Kube Framework: It's Not Twitter Bootstrap - DanielKehoe
http://kubeframework.com/

======
nXqd
it looks nice and professional but do we need this ? What I think is : are
most of new guys on the market these days all about difference philosophies
but actually do the same thing ? Skeleton: <http://www.getskeleton.com/> \-
This guy is not new but very first time, it does very good job as being a
simple and compact css framework. Kube: <http://kubeframework.com/> is also
nice, cool. And good slogan : "It's not Twitter Bootstrap" ? You name the
others ..

Whatever it is, we have to customize and change it to make it our own which is
the truly beautiful things. So let's focus on creating beautiful things,
framework helps us cutting out the boring, repetitive parts and we do the
rest. Don't just create other stuffs which do the same thing. Twitter
Bootstrap does it well, very well. It's getting popular so you don't have to
adapt your new framework to your current workflow. It's supported everywhere
so you can find your answer easily.
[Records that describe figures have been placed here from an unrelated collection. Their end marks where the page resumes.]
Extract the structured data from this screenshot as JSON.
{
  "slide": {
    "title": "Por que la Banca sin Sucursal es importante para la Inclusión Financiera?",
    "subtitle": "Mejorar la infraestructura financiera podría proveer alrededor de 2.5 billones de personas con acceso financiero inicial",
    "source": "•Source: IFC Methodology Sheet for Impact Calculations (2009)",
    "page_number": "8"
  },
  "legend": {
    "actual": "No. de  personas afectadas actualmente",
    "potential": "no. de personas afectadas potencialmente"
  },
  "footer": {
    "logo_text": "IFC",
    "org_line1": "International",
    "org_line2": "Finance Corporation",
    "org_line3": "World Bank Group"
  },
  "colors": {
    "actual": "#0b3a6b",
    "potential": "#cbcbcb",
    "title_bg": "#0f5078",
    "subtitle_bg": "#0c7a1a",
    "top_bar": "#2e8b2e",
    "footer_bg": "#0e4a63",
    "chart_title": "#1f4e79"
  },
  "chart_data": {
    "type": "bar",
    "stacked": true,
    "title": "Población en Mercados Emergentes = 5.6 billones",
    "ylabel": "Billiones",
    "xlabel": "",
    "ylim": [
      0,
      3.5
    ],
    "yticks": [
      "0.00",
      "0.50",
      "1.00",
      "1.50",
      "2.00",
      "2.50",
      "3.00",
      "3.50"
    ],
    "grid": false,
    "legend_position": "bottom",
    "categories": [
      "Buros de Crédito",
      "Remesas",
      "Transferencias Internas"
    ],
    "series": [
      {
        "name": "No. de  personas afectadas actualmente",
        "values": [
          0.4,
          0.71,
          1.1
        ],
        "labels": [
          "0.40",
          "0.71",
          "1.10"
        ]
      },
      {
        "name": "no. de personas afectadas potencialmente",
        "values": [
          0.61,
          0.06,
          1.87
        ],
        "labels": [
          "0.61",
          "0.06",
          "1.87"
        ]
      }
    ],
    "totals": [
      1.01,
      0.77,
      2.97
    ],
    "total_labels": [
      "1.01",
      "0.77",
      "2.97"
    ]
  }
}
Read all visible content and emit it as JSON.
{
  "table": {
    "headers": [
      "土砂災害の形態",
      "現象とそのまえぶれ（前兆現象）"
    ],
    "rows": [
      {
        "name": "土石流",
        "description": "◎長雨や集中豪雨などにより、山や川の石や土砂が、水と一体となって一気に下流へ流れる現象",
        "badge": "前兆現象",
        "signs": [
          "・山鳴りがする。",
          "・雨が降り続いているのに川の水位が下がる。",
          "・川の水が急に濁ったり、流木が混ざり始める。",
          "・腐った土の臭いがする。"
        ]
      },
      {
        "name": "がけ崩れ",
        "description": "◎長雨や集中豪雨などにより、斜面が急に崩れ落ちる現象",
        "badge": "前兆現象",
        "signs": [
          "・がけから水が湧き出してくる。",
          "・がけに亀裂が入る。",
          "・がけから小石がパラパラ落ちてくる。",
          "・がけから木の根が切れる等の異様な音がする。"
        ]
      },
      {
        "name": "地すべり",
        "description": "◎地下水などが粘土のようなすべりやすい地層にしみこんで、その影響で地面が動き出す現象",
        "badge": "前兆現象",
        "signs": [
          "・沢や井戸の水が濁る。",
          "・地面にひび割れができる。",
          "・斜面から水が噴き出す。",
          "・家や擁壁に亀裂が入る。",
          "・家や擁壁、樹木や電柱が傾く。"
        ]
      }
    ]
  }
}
Again, it helps us cutting out boring
parts now it's our turn to create creative things on it and it's unlimited.

Sorry for my bad English.

------
shanelja
It feels more like "Kube Framework: It's trying to be Twitter Bootstrap" to me
to be honest.

Nice project but it doesn't seem to have any real use (to me personally) when
TB is so refined at this point.

------
m-i
Interesting project. I tested on several devices and browsers and:
"typography", "grid" and "goodies" look good, but "forms", "tables" and
"buttons" aren't quite polished IMO.